# Plantless tank species recommendations?



## laoshun (Apr 3, 2012)

Hey guys, I was thinking about doing a plantless tank since my betta tank is heavily planted, does anyone have a good recommendation on a fish type (schooling or non-schooling) that would be perfect for this sort of environment?

Thanks in advanced.


----------



## kfryman (Nov 7, 2011)

Most fish come from areas with plants. If you want you could do dwarf cichlids and keep them in a pair in a 10 gallon tank. They only require freshwater shells, so es cargo shells work. They enjoy things in the tank as well like rocks.


----------



## thekoimaiden (Oct 19, 2011)

Kfryman is right. Most fish come from waters with either marginal plants or floating plants, and all will benefit from plants. If you want to do a plantless tank, you could a biotope for something like a hillstream loach. They come from fast-flowing waters with no plants. Look into more biotopes and you'll find some other ideas. 

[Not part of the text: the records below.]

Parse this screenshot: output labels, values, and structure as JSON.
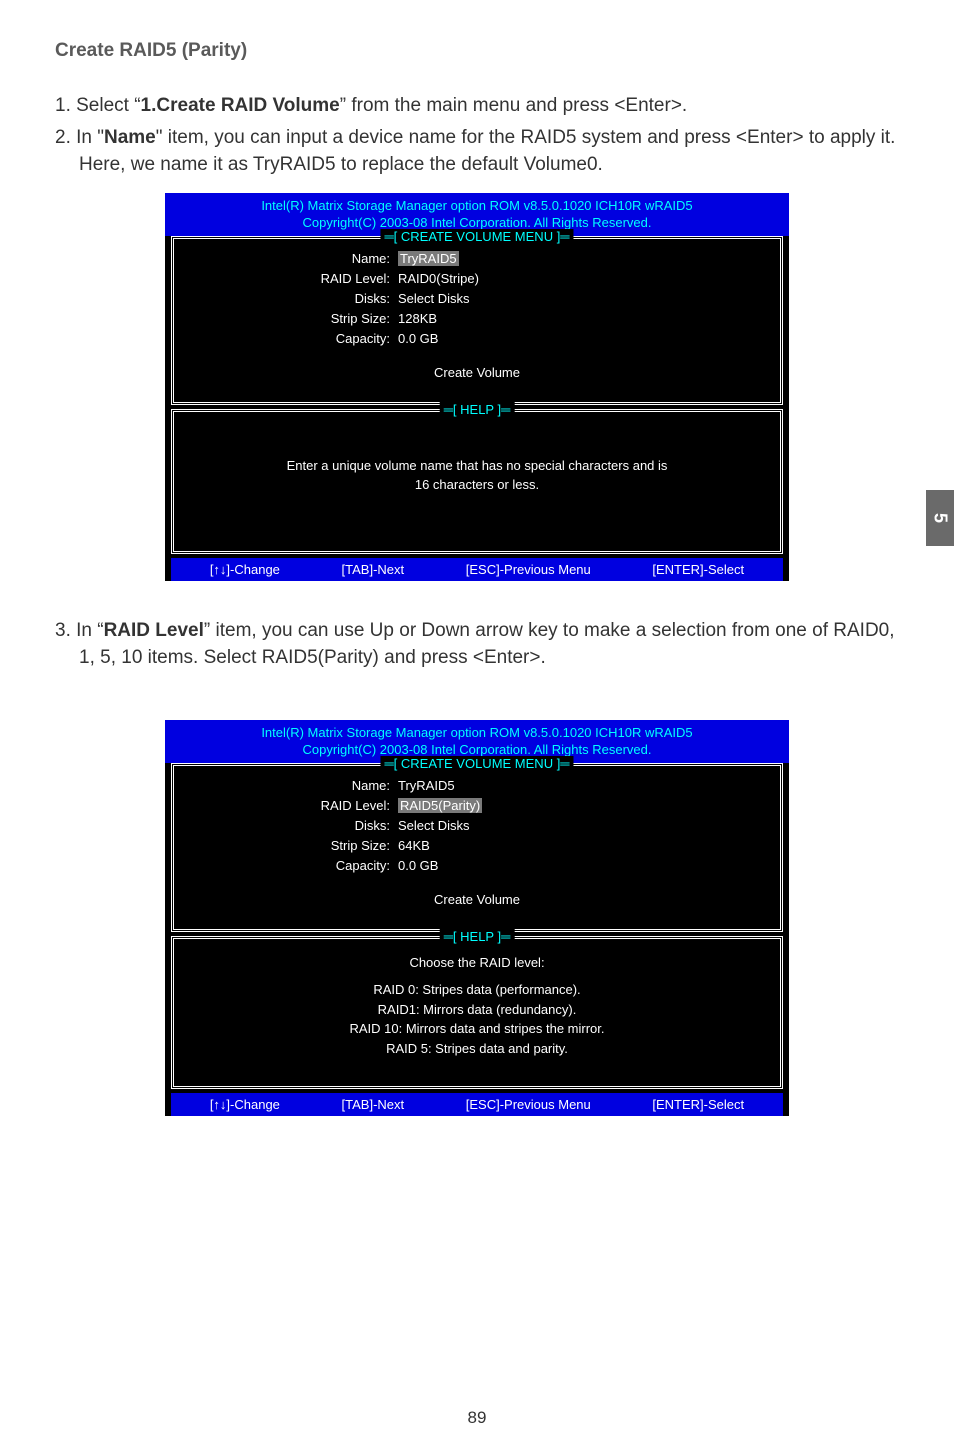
{
  "page": {
    "number": "89",
    "side_tab": "5"
  },
  "heading": "Create RAID5 (Parity)",
  "steps": {
    "s1_pre": "1. Select “",
    "s1_bold": "1.Create RAID Volume",
    "s1_post": "” from the main menu and press <Enter>.",
    "s2_pre": "2. In \"",
    "s2_bold": "Name",
    "s2_post": "\" item, you can input a device name for the RAID5 system and press <Enter> to apply it. Here, we name it as TryRAID5 to replace the default Volume0.",
    "s3_pre": "3. In “",
    "s3_bold": "RAID Level",
    "s3_post": "” item, you can use Up or Down arrow key to make a selection from one of RAID0, 1, 5, 10 items. Select RAID5(Parity) and press <Enter>."
  },
  "bios": {
    "header1": "Intel(R) Matrix Storage Manager option ROM v8.5.0.1020 ICH10R wRAID5",
    "header2": "Copyright(C) 2003-08 Intel Corporation.   All Rights Reserved.",
    "menu_label": "═[ CREATE VOLUME MENU ]═",
    "help_label": "═[ HELP ]═",
    "labels": {
      "name": "Name:",
      "raid_level": "RAID Level:",
      "disks": "Disks:",
      "strip_size": "Strip Size:",
      "capacity": "Capacity:"
    },
    "create_volume": "Create Volume",
    "footer": {
      "change": "[↑↓]-Change",
      "tab": "[TAB]-Next",
      "esc": "[ESC]-Previous Menu",
      "enter": "[ENTER]-Select"
    }
  },
  "screen1": {
    "name_val": "TryRAID5",
    "raid_level_val": "RAID0(Stripe)",
    "disks_val": "Select Disks",
    "strip_size_val": "128KB",
    "capacity_val": "0.0   GB",
    "help_line1": "Enter a unique volume name that has no special characters and is",
    "help_line2": "16 characters or less."
  },
  "screen2": {
    "name_val": "TryRAID5",
    "raid_level_val": "RAID5(Parity)",
    "disks_val": "Select Disks",
    "strip_size_val": "64KB",
    "capacity_val": "0.0   GB",
    "help_title": "Choose the RAID level:",
    "help_l1": "RAID 0: Stripes data (performance).",
    "help_l2": "RAID1: Mirrors data (redundancy).",
    "help_l3": "RAID 10: Mirrors data and stripes the mirror.",
    "help_l4": "RAID 5: Stripes data and parity."
  }
}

Or cichlids. They are notorious plant-shredders, but they also need tanks larger than 55 gallons.


----------



## Olympia (Aug 25, 2011)

Hillstream loach and mountain minnow river is one of my dream tanks. :-D
But you need high high filtration for the loach.
_Posted via Mobile Device_


----------



## Sakura8 (May 12, 2011)

How big is the tank? A single convict would work fine in a 20gal long and they CAN'T have plants. They tear them to pieces with their digging. 

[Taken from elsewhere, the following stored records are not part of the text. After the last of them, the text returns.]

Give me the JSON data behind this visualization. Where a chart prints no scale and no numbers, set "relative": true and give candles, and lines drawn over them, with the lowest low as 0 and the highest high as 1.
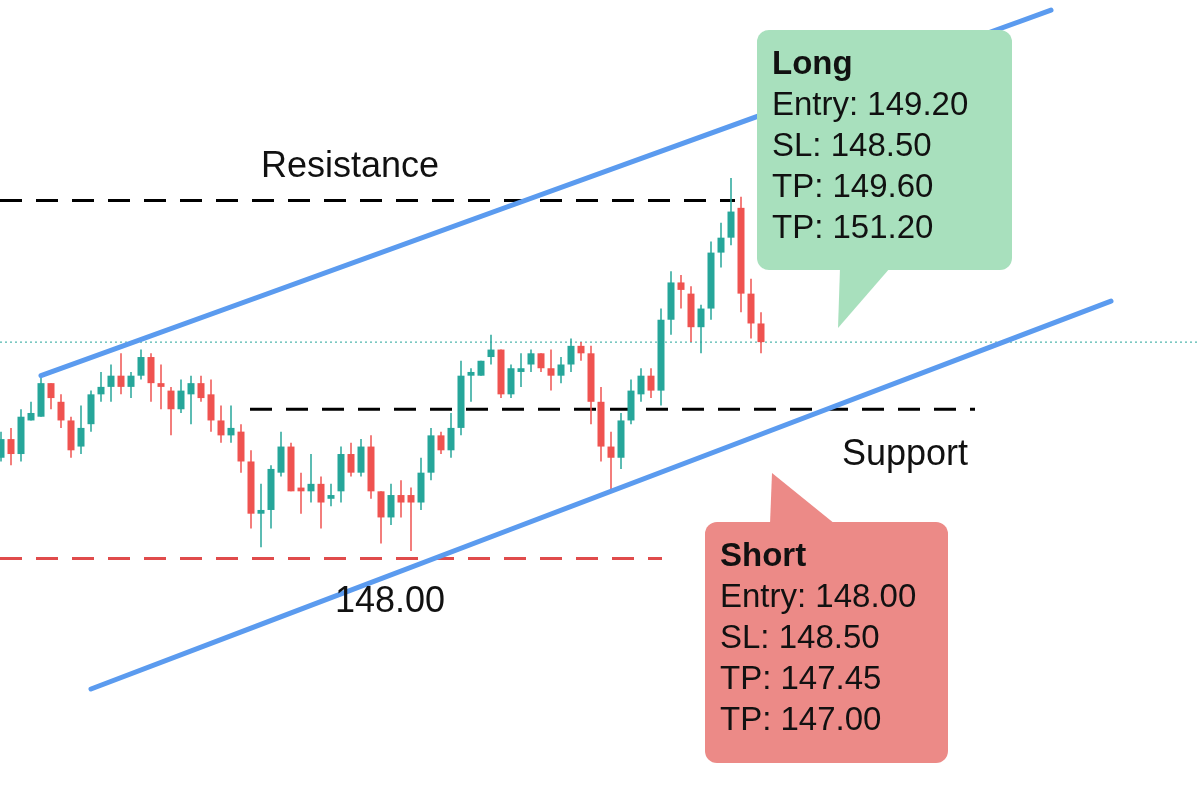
{
  "chart_data": {
    "type": "candlestick",
    "relative": true,
    "categories": [
      null,
      null,
      null,
      null,
      null,
      null,
      null,
      null,
      null,
      null,
      null,
      null,
      null,
      null,
      null,
      null,
      null,
      null,
      null,
      null,
      null,
      null,
      null,
      null,
      null,
      null,
      null,
      null,
      null,
      null,
      null,
      null,
      null,
      null,
      null,
      null,
      null,
      null,
      null,
      null,
      null,
      null,
      null,
      null,
      null,
      null,
      null,
      null,
      null,
      null,
      null,
      null,
      null,
      null,
      null,
      null,
      null,
      null,
      null,
      null,
      null,
      null,
      null,
      null,
      null,
      null,
      null,
      null,
      null,
      null,
      null,
      null,
      null,
      null,
      null,
      null,
      null,
      null,
      null,
      null,
      null,
      null,
      null,
      null,
      null,
      null,
      null,
      null,
      null,
      null,
      null,
      null,
      null,
      null,
      null,
      null,
      null,
      null,
      null,
      null,
      null,
      null,
      null,
      null,
      null,
      null,
      null,
      null,
      null,
      null,
      null,
      null
    ],
    "ohlc": [
      [
        0.25,
        0.32,
        0.24,
        0.3
      ],
      [
        0.3,
        0.33,
        0.23,
        0.26
      ],
      [
        0.26,
        0.38,
        0.24,
        0.36
      ],
      [
        0.35,
        0.4,
        0.35,
        0.37
      ],
      [
        0.36,
        0.47,
        0.36,
        0.45
      ],
      [
        0.45,
        0.45,
        0.38,
        0.41
      ],
      [
        0.4,
        0.42,
        0.33,
        0.35
      ],
      [
        0.35,
        0.36,
        0.25,
        0.27
      ],
      [
        0.28,
        0.39,
        0.26,
        0.33
      ],
      [
        0.34,
        0.43,
        0.32,
        0.42
      ],
      [
        0.42,
        0.48,
        0.4,
        0.44
      ],
      [
        0.44,
        0.5,
        0.4,
        0.47
      ],
      [
        0.47,
        0.53,
        0.42,
        0.44
      ],
      [
        0.44,
        0.48,
        0.41,
        0.47
      ],
      [
        0.47,
        0.54,
        0.46,
        0.52
      ],
      [
        0.52,
        0.53,
        0.4,
        0.45
      ],
      [
        0.45,
        0.5,
        0.38,
        0.44
      ],
      [
        0.43,
        0.44,
        0.31,
        0.38
      ],
      [
        0.38,
        0.46,
        0.37,
        0.43
      ],
      [
        0.42,
        0.47,
        0.34,
        0.45
      ],
      [
        0.45,
        0.47,
        0.4,
        0.41
      ],
      [
        0.42,
        0.46,
        0.32,
        0.35
      ],
      [
        0.35,
        0.39,
        0.29,
        0.31
      ],
      [
        0.31,
        0.39,
        0.29,
        0.33
      ],
      [
        0.32,
        0.34,
        0.21,
        0.24
      ],
      [
        0.24,
        0.27,
        0.06,
        0.1
      ],
      [
        0.1,
        0.18,
        0.01,
        0.11
      ],
      [
        0.11,
        0.23,
        0.06,
        0.22
      ],
      [
        0.21,
        0.32,
        0.2,
        0.28
      ],
      [
        0.28,
        0.29,
        0.16,
        0.16
      ],
      [
        0.17,
        0.21,
        0.1,
        0.16
      ],
      [
        0.16,
        0.26,
        0.13,
        0.18
      ],
      [
        0.18,
        0.2,
        0.06,
        0.13
      ],
      [
        0.14,
        0.18,
        0.12,
        0.15
      ],
      [
        0.16,
        0.28,
        0.13,
        0.26
      ],
      [
        0.26,
        0.29,
        0.2,
        0.21
      ],
      [
        0.21,
        0.3,
        0.2,
        0.28
      ],
      [
        0.28,
        0.31,
        0.14,
        0.16
      ],
      [
        0.16,
        0.16,
        0.02,
        0.09
      ],
      [
        0.09,
        0.18,
        0.07,
        0.15
      ],
      [
        0.15,
        0.19,
        0.09,
        0.13
      ],
      [
        0.15,
        0.17,
        0,
        0.13
      ],
      [
        0.13,
        0.25,
        0.11,
        0.21
      ],
      [
        0.21,
        0.33,
        0.19,
        0.31
      ],
      [
        0.31,
        0.32,
        0.26,
        0.27
      ],
      [
        0.27,
        0.37,
        0.25,
        0.33
      ],
      [
        0.33,
        0.51,
        0.31,
        0.47
      ],
      [
        0.47,
        0.49,
        0.4,
        0.48
      ],
      [
        0.47,
        0.51,
        0.47,
        0.51
      ],
      [
        0.52,
        0.58,
        0.5,
        0.54
      ],
      [
        0.54,
        0.54,
        0.41,
        0.42
      ],
      [
        0.42,
        0.5,
        0.41,
        0.49
      ],
      [
        0.48,
        0.53,
        0.44,
        0.49
      ],
      [
        0.5,
        0.54,
        0.48,
        0.53
      ],
      [
        0.53,
        0.53,
        0.48,
        0.49
      ],
      [
        0.49,
        0.54,
        0.43,
        0.47
      ],
      [
        0.47,
        0.52,
        0.45,
        0.5
      ],
      [
        0.5,
        0.57,
        0.48,
        0.55
      ],
      [
        0.55,
        0.56,
        0.51,
        0.53
      ],
      [
        0.53,
        0.55,
        0.34,
        0.4
      ],
      [
        0.4,
        0.44,
        0.24,
        0.28
      ],
      [
        0.28,
        0.32,
        0.16,
        0.25
      ],
      [
        0.25,
        0.37,
        0.22,
        0.35
      ],
      [
        0.35,
        0.46,
        0.34,
        0.43
      ],
      [
        0.42,
        0.49,
        0.4,
        0.47
      ],
      [
        0.47,
        0.49,
        0.41,
        0.43
      ],
      [
        0.43,
        0.65,
        0.39,
        0.62
      ],
      [
        0.62,
        0.75,
        0.58,
        0.72
      ],
      [
        0.72,
        0.74,
        0.65,
        0.7
      ],
      [
        0.69,
        0.71,
        0.56,
        0.6
      ],
      [
        0.6,
        0.66,
        0.53,
        0.65
      ],
      [
        0.65,
        0.83,
        0.62,
        0.8
      ],
      [
        0.8,
        0.88,
        0.76,
        0.84
      ],
      [
        0.84,
        1,
        0.82,
        0.91
      ],
      [
        0.92,
        0.95,
        0.64,
        0.69
      ],
      [
        0.69,
        0.73,
        0.57,
        0.61
      ],
      [
        0.61,
        0.64,
        0.53,
        0.56
      ],
      null,
      null,
      null,
      null,
      null,
      null,
      null,
      null,
      null,
      null,
      null,
      null,
      null,
      null,
      null,
      null,
      null,
      null,
      null,
      null,
      null,
      null,
      null,
      null,
      null,
      null,
      null,
      null,
      null,
      null,
      null,
      null,
      null,
      null,
      null
    ],
    "series": [
      {
        "type": "line",
        "color": "#5b9bef",
        "values": [
          null,
          null,
          null,
          null,
          0.47,
          null,
          null,
          null,
          null,
          null,
          null,
          null,
          null,
          null,
          null,
          null,
          null,
          null,
          null,
          null,
          null,
          null,
          null,
          null,
          null,
          null,
          null,
          null,
          null,
          null,
          null,
          null,
          null,
          null,
          null,
          null,
          null,
          null,
          null,
          null,
          null,
          null,
          null,
          null,
          null,
          null,
          null,
          null,
          null,
          null,
          null,
          null,
          null,
          null,
          null,
          null,
          null,
          null,
          null,
          null,
          null,
          null,
          null,
          null,
          null,
          null,
          null,
          null,
          null,
          null,
          null,
          null,
          null,
          null,
          null,
          null,
          null,
          null,
          null,
          null,
          null,
          null,
          null,
          null,
          null,
          null,
          null,
          null,
          null,
          null,
          null,
          null,
          null,
          null,
          null,
          null,
          null,
          null,
          null,
          null,
          null,
          null,
          null,
          null,
          null,
          1.45,
          null,
          null,
          null,
          null,
          null,
          null
        ]
      },
      {
        "type": "line",
        "color": "#5b9bef",
        "values": [
          null,
          null,
          null,
          null,
          null,
          null,
          null,
          null,
          null,
          -0.37,
          null,
          null,
          null,
          null,
          null,
          null,
          null,
          null,
          null,
          null,
          null,
          null,
          null,
          null,
          null,
          null,
          null,
          null,
          null,
          null,
          null,
          null,
          null,
          null,
          null,
          null,
          null,
          null,
          null,
          null,
          null,
          null,
          null,
          null,
          null,
          null,
          null,
          null,
          null,
          null,
          null,
          null,
          null,
          null,
          null,
          null,
          null,
          null,
          null,
          null,
          null,
          null,
          null,
          null,
          null,
          null,
          null,
          null,
          null,
          null,
          null,
          null,
          null,
          null,
          null,
          null,
          null,
          null,
          null,
          null,
          null,
          null,
          null,
          null,
          null,
          null,
          null,
          null,
          null,
          null,
          null,
          null,
          null,
          null,
          null,
          null,
          null,
          null,
          null,
          null,
          null,
          null,
          null,
          null,
          null,
          null,
          null,
          null,
          null,
          null,
          null,
          0.67
        ]
      }
    ],
    "ref_lines": [
      {
        "axis": "y",
        "value": 0.94,
        "label": "Resistance",
        "color": "#000000",
        "line_style": "dashed"
      },
      {
        "axis": "y",
        "value": 0.38,
        "label": "Support",
        "color": "#000000",
        "line_style": "dashed"
      },
      {
        "axis": "y",
        "value": -0.02,
        "color": "#e04b4b",
        "line_style": "dashed"
      },
      {
        "axis": "y",
        "value": 0.56,
        "color": "#26a69a",
        "line_style": "dotted"
      }
    ],
    "annotations": [
      "Long\nEntry: 149.20\nSL: 148.50\nTP: 149.60\nTP: 151.20",
      "Short\nEntry: 148.00\nSL: 148.50\nTP: 147.45\nTP: 147.00",
      "148.00"
    ]
  }
}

Goldfish don't really *need* plants but they require at least 20-30gals too.


----------



## LittleBettaFish (Oct 2, 2010)

You could do a blackwater type set-up using something like Sparkling Gouramis or some kind of rasbora/tetra. 

All you need is a sandy substrate, a few root looking branches, some leaf litter and maybe a couple of handfuls of peat. I always think they look spectacular when done properly.

http://www.flickr.com/photos/simulationeight/4671353309/in/photostream

Something like that would be awesome.


----------